Two new PhGs and seven known compounds were identified. Biological assays demonstrated distinct activity patterns: compounds 3–6 and their aglycones consistently enhanced tyrosinase activity, whereas compound 7 displayed potent inhibition, comparable to established inhibitors. Notably, two new PhGs exhibited concentration-dependent dual effects—weak inhibition at lower concentrations and marked activation at higher levels. Structural analysis revealed that the inhibitory activity of compound 7 stemmed from its caffeoyl moiety, which stabilized interactions with the enzyme’s active site through aromatic stacking and metal coordination. In contrast, activating PhGs likely function as substrates, promoting enzymatic turnover.

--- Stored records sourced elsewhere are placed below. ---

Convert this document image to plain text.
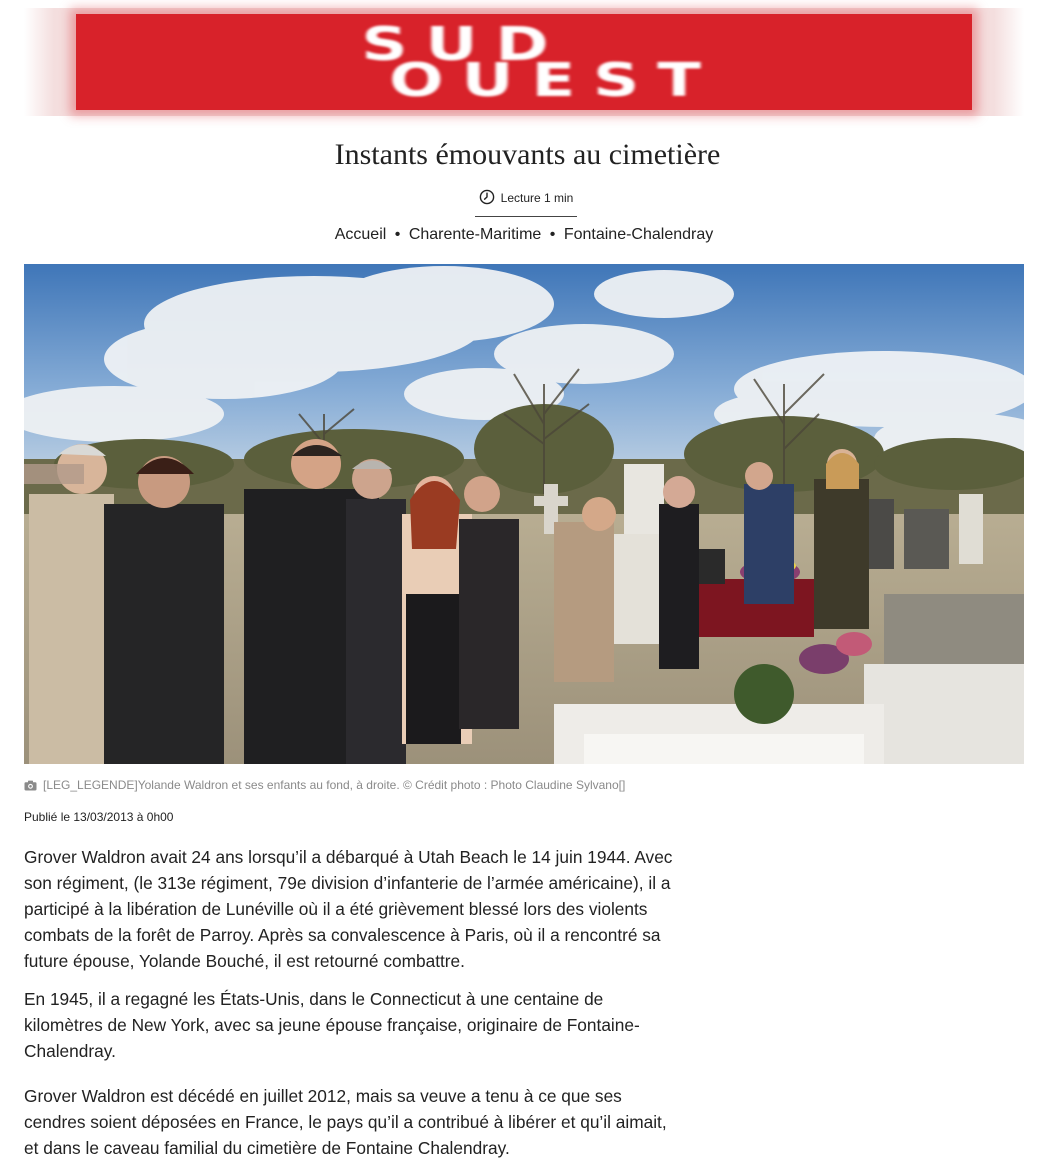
SUD
OUEST
Instants émouvants au cimetière
Lecture 1 min
Accueil • Charente-Maritime • Fontaine-Chalendray
[LEG_LEGENDE]Yolande Waldron et ses enfants au fond, à droite. © Crédit photo : Photo Claudine Sylvano[]
Publié le 13/03/2013 à 0h00

Grover Waldron avait 24 ans lorsqu’il a débarqué à Utah Beach le 14 juin 1944. Avec son régiment, (le 313e régiment, 79e division d’infanterie de l’armée américaine), il a participé à la libération de Lunéville où il a été grièvement blessé lors des violents combats de la forêt de Parroy. Après sa convalescence à Paris, où il a rencontré sa future épouse, Yolande Bouché, il est retourné combattre.

En 1945, il a regagné les États-Unis, dans le Connecticut à une centaine de kilomètres de New York, avec sa jeune épouse française, originaire de Fontaine-Chalendray.

Grover Waldron est décédé en juillet 2012, mais sa veuve a tenu à ce que ses cendres soient déposées en France, le pays qu’il a contribué à libérer et qu’il aimait, et dans le caveau familial du cimetière de Fontaine Chalendray.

The observed tyrosinase activation aligns with alpine plants’ need to upregulate melanogenesis for UV protection, as melanin absorbs harmful radiation and neutralizes reactive oxygen species. Conversely, the inhibitory effect of compound 7 suggests a regulatory mechanism to prevent oxidative overload during prolonged UV exposure. This dual modulation, involving activation for acute stress response and inhibition of homeostasis, highlights an evolutionary balance critical for survival in extreme environments.